Script: Matt Smith, Arthur Wyatt
Art: Henry Flint, Paul Davidson
Release Date: 10th February, 2015 (US), 12th February, 2015 (UK)
In a parallel universe somewhere, the 20000000 Dredd movie was a massive global hit. Its sequel, Dredd: Origins, upped the ante even more, and the most anticipated film of 2015 isn’t The Avengers or Star Wars, It’s Dredd: The Dark Judges.
Nice idea isn’t it? Sadly, the universe we live in is stupid and Dredd crashed and burned, despite getting just about everything so, so right.
While the possibility of a sequel doesn’t look very likely at the moment, Tharg has let us see more of the movie Dredd’s world with Urban Warfare, a compilation of stories that have previously appeared in serial form in the Megazine.
Set in a grittier, more realistic Mega City One than we’re used to, Urban Warfare is a world not too different from our own. There’s no fatties, blobs or simps and the skies aren’t full of batgliders and skysurfers, making this future city a grim, violent nightmare that’s as believable as it is bleak.
Top Of The World acts as a prequel to the film, telling the origin of its villain, Ma Ma. Matt Smith does a remarkable job in only a few pages here, adding a vulnerable humanity to a character who we already know is destined to be a monster. One of life’s victims, the former Mary Madrigal’s tale is a heartbreaker, made all the more impactful by Henry Flint’s gritty art. No one-note villain, Ma Ma is a complex and layered antagonist and it’s a shame we won’t be seeing much more of her.

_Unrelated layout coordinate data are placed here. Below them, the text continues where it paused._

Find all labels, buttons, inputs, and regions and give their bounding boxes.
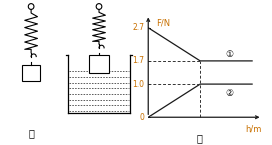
Text: 1.7: 1.7 xyxy=(132,56,144,65)
Text: F/N: F/N xyxy=(157,19,171,28)
Text: h/m: h/m xyxy=(245,125,261,134)
Text: 乙: 乙 xyxy=(197,134,203,144)
Text: ②: ② xyxy=(225,89,233,98)
Bar xyxy=(22,65,40,81)
Text: ①: ① xyxy=(225,50,233,59)
Bar xyxy=(89,55,109,73)
Text: 2.7: 2.7 xyxy=(132,23,144,32)
Text: 1.0: 1.0 xyxy=(132,80,144,89)
Text: 甲: 甲 xyxy=(28,128,34,138)
Text: 0: 0 xyxy=(139,113,144,122)
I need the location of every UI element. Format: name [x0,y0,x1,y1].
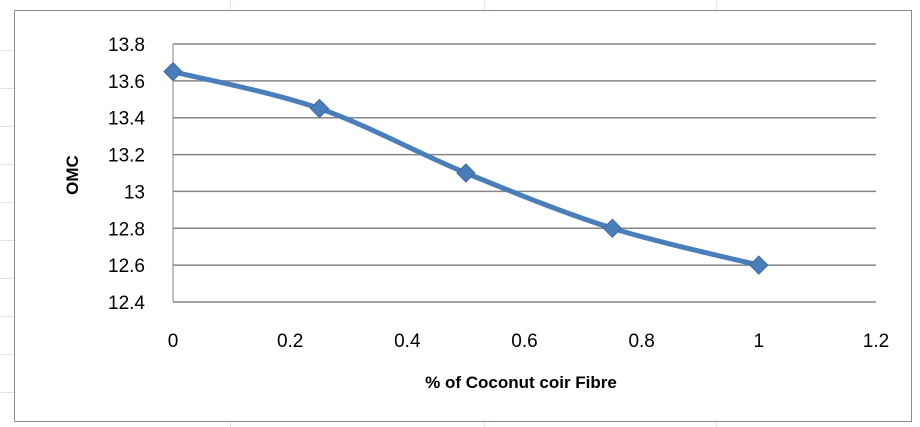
sheet-gridline [0,126,14,127]
x-tick-label: 0.8 [628,331,654,352]
y-axis-title: OMC [63,155,82,195]
data-point-marker [456,163,476,183]
y-tick-labels: 12.4 12.6 12.8 13 13.2 13.4 13.6 13.8 [108,35,145,314]
x-tick-label: 0 [168,331,179,352]
sheet-gridline [0,316,14,317]
data-point-marker [602,218,623,238]
x-tick-label: 0.4 [394,331,421,352]
chart-area[interactable] [14,10,912,422]
y-tick-label: 13.2 [108,146,145,167]
sheet-gridline [0,240,14,241]
x-tick-label: 1 [754,331,765,352]
x-tick-labels: 0 0.2 0.4 0.6 0.8 1 1.2 [168,331,890,352]
sheet-gridline [0,392,14,393]
sheet-gridline [0,202,14,203]
sheet-gridline [0,88,14,89]
sheet-gridline [0,50,14,51]
data-point-marker [749,255,769,275]
y-tick-label: 13.6 [108,72,145,93]
y-tick-label: 12.4 [108,293,145,314]
x-tick-label: 0.6 [511,331,537,352]
x-tick-label: 1.2 [863,331,889,352]
series-markers [163,61,769,275]
x-axis-title: % of Coconut coir Fibre [425,373,617,392]
data-point-marker [309,98,330,119]
x-tick-label: 0.2 [277,331,303,352]
y-tick-label: 13.4 [108,109,145,130]
y-tick-label: 13 [124,182,145,203]
sheet-gridline [0,354,14,355]
y-tick-label: 12.8 [108,219,145,240]
y-tick-label: 12.6 [108,256,145,277]
y-tick-label: 13.8 [108,35,145,56]
gridlines [173,43,876,303]
sheet-gridline [0,278,14,279]
sheet-gridline [0,164,14,165]
data-point-marker [163,61,183,82]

Underbelly jumps ahead to after the film finishes, with Anderson now a fully-fledged Judge. Much like the movie, this doesn’t revolve around a big event, merely just another day in the life of Dredd. Script-droid Arthur Wyatt spins a grim tale of mutant trafficking and murder, fuelled by the appearance of Psych, the new drug on the street that has replaced Slo-Mo. Wyatt gets Anderson spot-on here, acting – much like she did in the movie – as the emotional centre of the story. Her questioning of both Dredd and the justice system itself is smartly done and humanises Dredd no end.
The book wraps up with Uprise, a story that couldn’t be more topical with its focus on police brutality and corruption. A slum area in Mega City One called The Spit erupts in rioting over a new wealthy housing development, but this is only the backdrop to a story that draws into sharp focus what it means to be a Judge.
Urban Warfare is a note-perfect continuation of the film and requires no previous knowledge to jump right in and be immersed in Dredd’s world. That movie sequel might never materialise, but in the mean time we have the next best thing. Let’s hope we get a lot more of it.